Protein samples separated by SDS-PAGE as described above were blotted overnight onto a nitrocellulose membrane and incubated with Anti-GroEL antibody produced in rabbit 1:10 000 (Sigma Aldrich, St Louis, MO, USA). Blots were blocked with 5% non-fat dry milk, incubated with 1:3,000 anti-rabbit horseradish peroxidase conjugate antibody and visualized with Amersham's ECL Plus Western Blotting Reagent (GE Healthcare, Munich, Germany).

In the analysis we used 602 E. coli protein structures currently available in the PDB 71 . To prevent sampling biases, we filtered available PDB entries so that no two protein structures used in the calculations had sequence identity higher than 90%; similar results were obtained without filtering. We defined buried residues as those with a solvent accessible area smaller than 16% 72 73 . Solvent accessibility was calculated by the DSSP 74 program. The fraction of protein residues in loops was also calculated using DSSP. Two non-adjacent protein residues were considered to be in contact if any two of their non-hydrogen atoms were closer than 4.5 Å 75 . The protein contact density was defined as the average number of non-adjacent contacts per residue. Contact order was calculated as (L × N)^-1 × ΣΔS_ij, where N is the total number of contacts, L is the total number of residues in the protein and ΔS_ij, which is summed over all contacts, is the number of amino acids separating contacting residues 56 . In vitro solubility data for E. coli proteins was obtained directly from the study of Niwa et al. 48 .

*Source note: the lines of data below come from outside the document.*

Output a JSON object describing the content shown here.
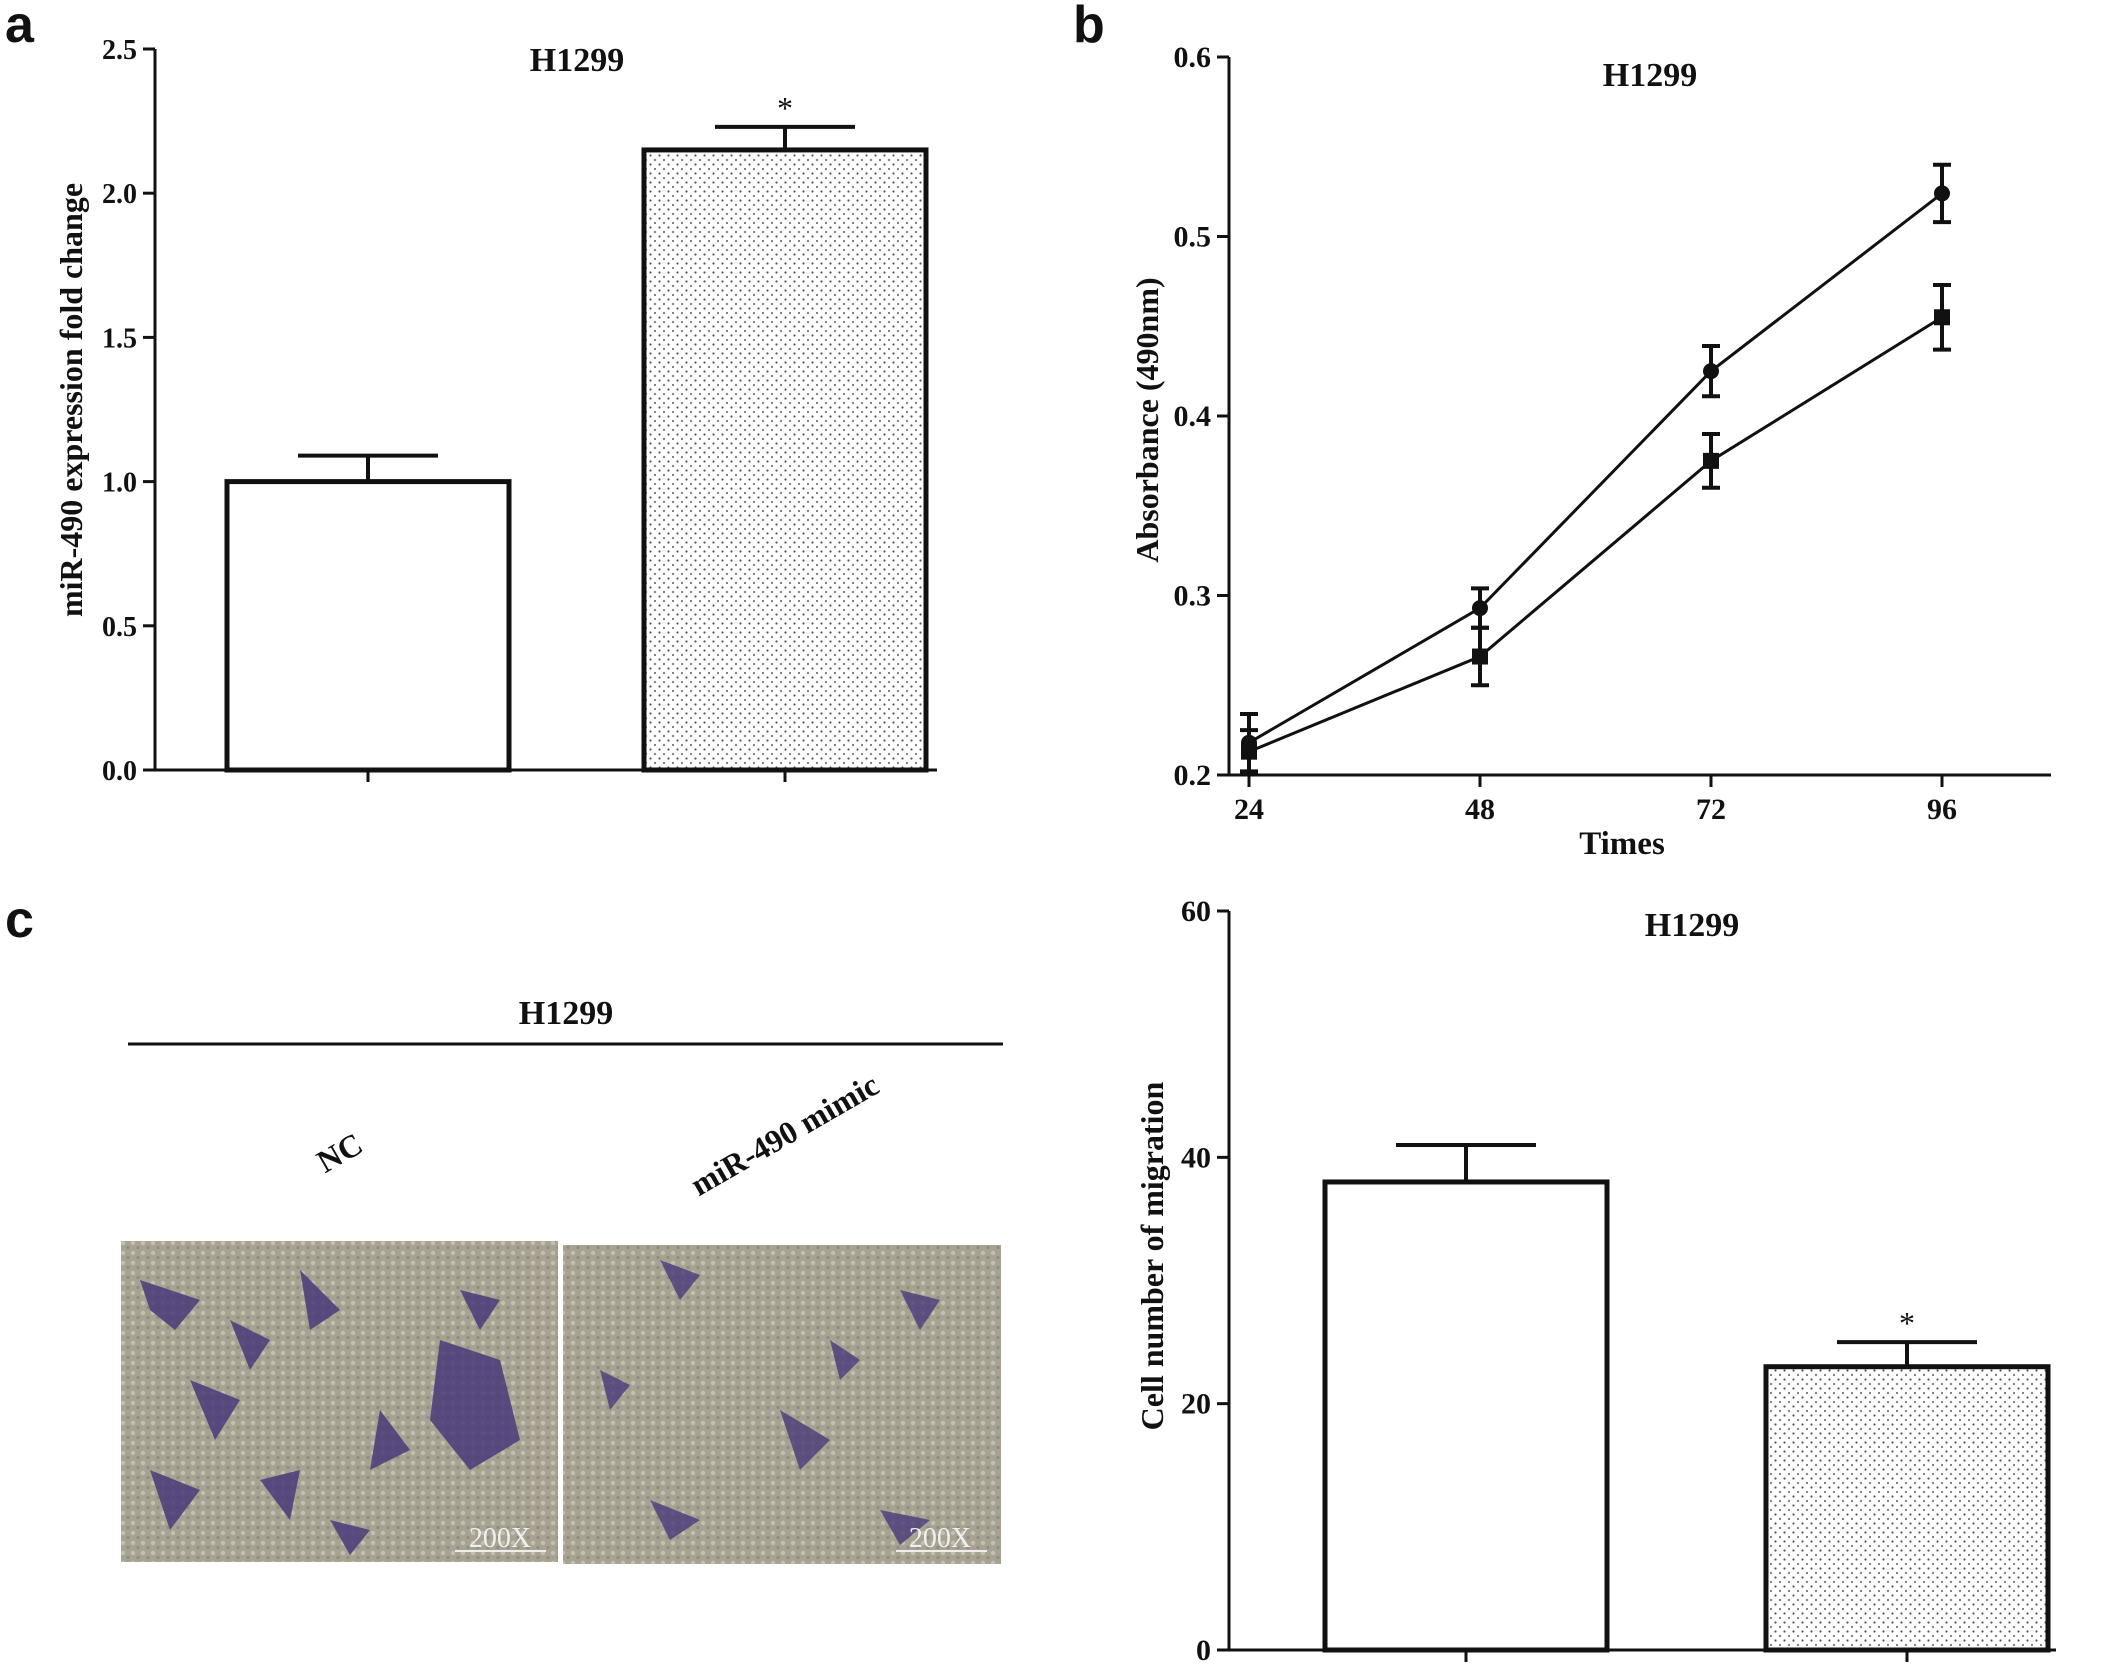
{
  "panels": {
    "a": {
      "letter": "a"
    },
    "b": {
      "letter": "b"
    },
    "c": {
      "letter": "c",
      "header": "H1299",
      "image_labels": [
        "NC",
        "miR-490 mimic"
      ],
      "scale_labels": [
        "200X",
        "200X"
      ]
    }
  },
  "chart_data": [
    {
      "id": "a",
      "type": "bar",
      "title": "H1299",
      "ylabel": "miR-490 expression fold change",
      "xlabel": "",
      "ylim": [
        0,
        2.5
      ],
      "yticks": [
        "0.0",
        "0.5",
        "1.0",
        "1.5",
        "2.0",
        "2.5"
      ],
      "categories": [
        "",
        ""
      ],
      "values": [
        1.0,
        2.15
      ],
      "errors": [
        0.09,
        0.08
      ],
      "annotations": [
        "",
        "*"
      ],
      "fills": [
        "plain",
        "dotted"
      ]
    },
    {
      "id": "b",
      "type": "line",
      "title": "H1299",
      "ylabel": "Absorbance (490nm)",
      "xlabel": "Times",
      "ylim": [
        0.2,
        0.6
      ],
      "yticks": [
        "0.2",
        "0.3",
        "0.4",
        "0.5",
        "0.6"
      ],
      "x": [
        24,
        48,
        72,
        96
      ],
      "xticks": [
        "24",
        "48",
        "72",
        "96"
      ],
      "series": [
        {
          "marker": "circle",
          "values": [
            0.218,
            0.293,
            0.425,
            0.524
          ],
          "errors": [
            0.016,
            0.011,
            0.014,
            0.016
          ]
        },
        {
          "marker": "square",
          "values": [
            0.213,
            0.266,
            0.375,
            0.455
          ],
          "errors": [
            0.012,
            0.016,
            0.015,
            0.018
          ]
        }
      ]
    },
    {
      "id": "c",
      "type": "bar",
      "title": "H1299",
      "ylabel": "Cell number of migration",
      "xlabel": "",
      "ylim": [
        0,
        60
      ],
      "yticks": [
        "0",
        "20",
        "40",
        "60"
      ],
      "categories": [
        "",
        ""
      ],
      "values": [
        38,
        23
      ],
      "errors": [
        3,
        2
      ],
      "annotations": [
        "",
        "*"
      ],
      "fills": [
        "plain",
        "dotted"
      ]
    }
  ]
}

Orthologous open reading frames and protein sequences from E. coli and Salmonella enterica were used to calculate Ks and Ka values. The E. coli-Salmonella orthologs were determined as bi-directional best hits using protein BLAST 76 . Ka and Ks values were calculated using the maximum likelihood method implemented in the PAML package 77 . The mRNA expression data reported by Lu et al. 78 were used to calculate the correlations. For the analysis of duplicated genes, we defined duplicates as pairs of E. coli proteins having more than 40% sequence identity that could be aligned for at least 80% of their total length using BLAST. In the analysis of duplicates, we used expression data from 466 experiments in the Many Microbes Microarrays Database 79 . We selected for the analysis only the pairs for which one paralog had higher expression values in more than 80% of the reported experiments.